Idioms about war

Idioms about war

  • all's fair in love and war.

    Meaning: In love or in war, you are allowed to be deceitful in order to get what you want.

  • an act of war

    Meaning: An act which is considered violent enough to cause war.

  • armed to the teeth

    Meaning: The phrase armed to the teeth is an idiomatic expression that means heavily armed with deadly weapons.

  • arrow in the quiver

    Meaning: This idiom is used when talking about one of a number of resources or strategies that can be used to achieve a goal.

  • bring a knife to a gunfight

    Meaning: To enter into a confrontation or other challenging situation without being adequately equipped or prepared.

  • bury the hatchet

    Meaning: The phrase to bury the hatchet is an idiomatic expression; it means to make peace.

  • call the shots

    Meaning: If you call the shots you are in charge. You decide on the course of action and take the initiative.

  • caught in the crossfire

    Meaning: This phrase is an idiomatic expression that literally means to be trapped between two lines of enemy fire

  • choose your battles

    Meaning: If you choose your battles wisely, you are selective of the problems, arguments, and confrontations that you get involved in. Sometimes, it is wiser to save your time and effort only for the things that matter than to choose to fight every problem.

  • cross swords

    Meaning: to quarrel or argue with someone; to have a dispute with someone.

  • dodge a bullet

    Meaning: To manage to avoid a difficult or undesirable situation.

  • double-edged sword

    Meaning: A benefit that carries some significant but non-obvious cost or risk.

  • draw fire

    Meaning: If you draw fire, you attract hostile criticism.

  • drop a bombshell

    Meaning: The phrase drop a bombshell refers to an alarming and unexpected announcement.

  • fight fire with fire

    Meaning: If you fight fire with fire, you use the same methods and tactics that your opponent is using against you.

  • fight the good fight

    Meaning: If you fight the good fight, you try very hard to do what is right so as to have a clean conscience.

  • give the gun

    Meaning: The phrase give it the gun means to make a motor or engine run faster; to speed up.

  • go to war (over someone or something)

    Meaning: To declare a war over someone or something.

  • gun it

    Meaning: The phrase gun it means to accelerate or speed up quickly or suddenly.

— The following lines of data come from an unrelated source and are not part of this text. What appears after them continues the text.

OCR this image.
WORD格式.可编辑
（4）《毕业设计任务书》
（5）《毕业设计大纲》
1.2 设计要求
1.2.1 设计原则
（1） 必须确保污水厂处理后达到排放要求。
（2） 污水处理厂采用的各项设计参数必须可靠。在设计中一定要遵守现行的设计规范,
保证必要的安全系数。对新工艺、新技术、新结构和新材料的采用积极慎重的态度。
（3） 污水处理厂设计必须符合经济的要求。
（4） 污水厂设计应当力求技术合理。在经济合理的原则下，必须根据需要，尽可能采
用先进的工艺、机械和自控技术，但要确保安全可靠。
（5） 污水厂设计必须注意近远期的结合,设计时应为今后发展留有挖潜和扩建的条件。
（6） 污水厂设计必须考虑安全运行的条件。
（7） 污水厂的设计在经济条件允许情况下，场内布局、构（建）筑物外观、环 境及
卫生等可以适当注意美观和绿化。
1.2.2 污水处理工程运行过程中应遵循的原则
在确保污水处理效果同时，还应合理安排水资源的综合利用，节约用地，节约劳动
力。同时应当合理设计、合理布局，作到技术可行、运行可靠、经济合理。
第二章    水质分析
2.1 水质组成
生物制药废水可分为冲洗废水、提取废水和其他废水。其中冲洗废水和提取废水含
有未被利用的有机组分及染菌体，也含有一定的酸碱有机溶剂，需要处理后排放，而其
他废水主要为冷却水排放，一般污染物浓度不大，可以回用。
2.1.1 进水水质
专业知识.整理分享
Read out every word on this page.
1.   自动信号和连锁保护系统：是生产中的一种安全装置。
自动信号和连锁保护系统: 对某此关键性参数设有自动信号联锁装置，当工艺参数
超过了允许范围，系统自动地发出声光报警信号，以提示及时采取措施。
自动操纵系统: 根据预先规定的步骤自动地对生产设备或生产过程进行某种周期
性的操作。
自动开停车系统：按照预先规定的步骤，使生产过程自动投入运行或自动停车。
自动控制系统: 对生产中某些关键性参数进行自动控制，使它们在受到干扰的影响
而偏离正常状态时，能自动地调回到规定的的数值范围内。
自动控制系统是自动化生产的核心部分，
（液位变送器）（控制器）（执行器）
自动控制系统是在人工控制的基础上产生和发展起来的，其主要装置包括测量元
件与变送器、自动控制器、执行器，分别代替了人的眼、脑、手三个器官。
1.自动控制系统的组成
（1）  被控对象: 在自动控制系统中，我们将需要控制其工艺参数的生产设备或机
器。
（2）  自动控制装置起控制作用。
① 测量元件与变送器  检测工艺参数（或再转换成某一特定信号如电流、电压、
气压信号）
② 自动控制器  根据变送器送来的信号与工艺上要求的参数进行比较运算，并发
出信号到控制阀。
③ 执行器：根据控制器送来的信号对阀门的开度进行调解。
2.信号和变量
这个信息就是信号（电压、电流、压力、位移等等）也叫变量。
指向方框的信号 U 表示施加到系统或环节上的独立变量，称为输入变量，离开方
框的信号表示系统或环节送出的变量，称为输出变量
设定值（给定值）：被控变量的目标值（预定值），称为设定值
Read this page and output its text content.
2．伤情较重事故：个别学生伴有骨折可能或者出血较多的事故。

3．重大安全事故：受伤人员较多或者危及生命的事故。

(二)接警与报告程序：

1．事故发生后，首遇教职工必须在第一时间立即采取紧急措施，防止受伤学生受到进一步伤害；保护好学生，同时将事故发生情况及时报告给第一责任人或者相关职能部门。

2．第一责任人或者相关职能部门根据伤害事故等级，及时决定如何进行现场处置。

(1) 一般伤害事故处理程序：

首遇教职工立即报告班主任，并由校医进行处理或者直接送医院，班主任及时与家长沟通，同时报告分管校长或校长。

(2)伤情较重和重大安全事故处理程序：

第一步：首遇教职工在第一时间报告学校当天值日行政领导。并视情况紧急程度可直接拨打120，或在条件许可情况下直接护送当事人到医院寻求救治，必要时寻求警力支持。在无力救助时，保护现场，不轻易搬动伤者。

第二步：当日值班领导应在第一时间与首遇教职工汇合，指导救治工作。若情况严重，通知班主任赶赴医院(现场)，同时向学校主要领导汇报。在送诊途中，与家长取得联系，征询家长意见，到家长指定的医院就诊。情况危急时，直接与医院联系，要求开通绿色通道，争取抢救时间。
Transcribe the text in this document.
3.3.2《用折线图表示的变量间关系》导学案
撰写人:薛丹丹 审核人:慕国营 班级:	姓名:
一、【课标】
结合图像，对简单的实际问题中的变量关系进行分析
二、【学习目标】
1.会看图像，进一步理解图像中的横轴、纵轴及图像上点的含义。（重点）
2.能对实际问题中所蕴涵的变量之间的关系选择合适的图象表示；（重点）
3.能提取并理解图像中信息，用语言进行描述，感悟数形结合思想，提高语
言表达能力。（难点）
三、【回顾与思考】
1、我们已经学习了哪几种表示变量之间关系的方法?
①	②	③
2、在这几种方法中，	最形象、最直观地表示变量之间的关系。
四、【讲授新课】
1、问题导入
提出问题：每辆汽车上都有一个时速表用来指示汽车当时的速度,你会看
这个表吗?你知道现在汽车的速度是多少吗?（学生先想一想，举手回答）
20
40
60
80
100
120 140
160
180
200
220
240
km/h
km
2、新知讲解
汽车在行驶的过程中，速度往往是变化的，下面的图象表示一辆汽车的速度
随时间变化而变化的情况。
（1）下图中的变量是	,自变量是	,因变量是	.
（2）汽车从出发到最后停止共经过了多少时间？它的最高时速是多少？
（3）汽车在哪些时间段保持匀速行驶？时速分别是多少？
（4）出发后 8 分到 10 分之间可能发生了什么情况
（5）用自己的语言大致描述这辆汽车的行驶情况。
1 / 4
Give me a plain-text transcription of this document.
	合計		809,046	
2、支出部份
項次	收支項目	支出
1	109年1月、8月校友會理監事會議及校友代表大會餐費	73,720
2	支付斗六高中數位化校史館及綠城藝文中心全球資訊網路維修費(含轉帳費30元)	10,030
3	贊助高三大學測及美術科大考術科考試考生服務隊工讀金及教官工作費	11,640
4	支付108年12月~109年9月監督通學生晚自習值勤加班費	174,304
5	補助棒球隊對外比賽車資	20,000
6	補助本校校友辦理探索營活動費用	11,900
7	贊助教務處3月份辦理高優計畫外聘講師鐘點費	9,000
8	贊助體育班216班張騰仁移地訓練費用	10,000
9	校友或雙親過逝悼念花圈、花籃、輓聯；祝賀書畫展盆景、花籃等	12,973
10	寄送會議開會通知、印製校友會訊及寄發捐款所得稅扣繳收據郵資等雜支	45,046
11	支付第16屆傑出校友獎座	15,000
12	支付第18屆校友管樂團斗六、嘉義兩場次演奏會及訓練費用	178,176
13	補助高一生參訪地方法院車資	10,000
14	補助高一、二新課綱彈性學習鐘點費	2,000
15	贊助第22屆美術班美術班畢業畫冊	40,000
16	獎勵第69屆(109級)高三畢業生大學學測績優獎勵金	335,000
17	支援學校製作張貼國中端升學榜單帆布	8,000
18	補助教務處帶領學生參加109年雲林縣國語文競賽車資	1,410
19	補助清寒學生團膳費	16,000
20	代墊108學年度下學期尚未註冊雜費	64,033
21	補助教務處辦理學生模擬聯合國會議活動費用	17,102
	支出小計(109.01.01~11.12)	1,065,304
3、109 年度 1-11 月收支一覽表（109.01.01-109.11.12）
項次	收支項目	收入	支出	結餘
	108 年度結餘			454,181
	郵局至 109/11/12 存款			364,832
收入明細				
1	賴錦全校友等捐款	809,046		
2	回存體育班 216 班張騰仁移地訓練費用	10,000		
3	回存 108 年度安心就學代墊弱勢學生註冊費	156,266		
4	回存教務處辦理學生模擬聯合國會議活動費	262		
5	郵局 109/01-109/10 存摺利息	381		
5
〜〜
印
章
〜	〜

This idiom is usually said while traveling in a car.

  • hit and miss

    Meaning: If something is hit and miss, it is unpredictable and may produce good results or it may fail altogether.

  • if you want peace, prepare for war

    Meaning: The adage if you want peace, prepare for war means that if a country is well armed and is strong, its opponents will be less likely to attack it.

  • in the firing line

    Meaning: If people are in the firing line, they are in a situation where they are likely to be criticized or attacked.

  • jump the gun

    Meaning: The phrase jump the gun means to act too soon, before the right time.

  • keep your powder dry

    Meaning: Be cautious and prepared for the worst.

  • lock and load

    Meaning: The phrase lock and load means to prepare for an imminent event.

  • loose cannon

    Meaning: The idiom "loose cannon" refers to a person who is unpredictable or uncontrolled and who is likely to cause unintentional damage.

  • meet your Waterloo

    Meaning: If someone meets their Waterloo they are defeated by someone who is stronger or by a problem that is very difficult to surmount.

  • ride shotgun

    Meaning: To ride shotgun means to sit in the front passenger seat of a vehicle during a trip. Figuratively, the phrase refers to the support or aid given to someone in a situation or project.

  • running battle

    Meaning: The phrase running battle refers to an argument that continues over a long period of time.

  • shot across the bow

    Meaning: The phrase a shot across the bow is an idiomatic expression that indicates a warning to stop doing something.

  • shot in the dark

    Meaning: The phrase refers to a hopeful attempt at something or a wild guess especially when you have no certain information or knowledge about the subject.

  • spike someone's guns

    Meaning: The phrase spike someone's guns means to ruin someone's plans or prevent someone's success.

  • stick to one's guns

    Meaning: To stick to one's guns means to refuse to change one's convictions or beliefs; to maintain one's position in the face of opposition.

  • take a stab at

    Meaning: The phrase to take a stab at means to attempt or try.

  • to the hilt

    Meaning: completely, fully, to one's limit

  • under the gun

    Meaning: If you are under the gun, this means that you are under pressure.

  • war of nerves

    Meaning: War of nerves refers to a conflict using psychological techniques rather than direct violence in order to weaken the enemy.

  • war of words

    Meaning: An argument between two people or groups.

  • war zone

    Meaning: The idiom war zone refers to an area where war or some extreme violence is taking place.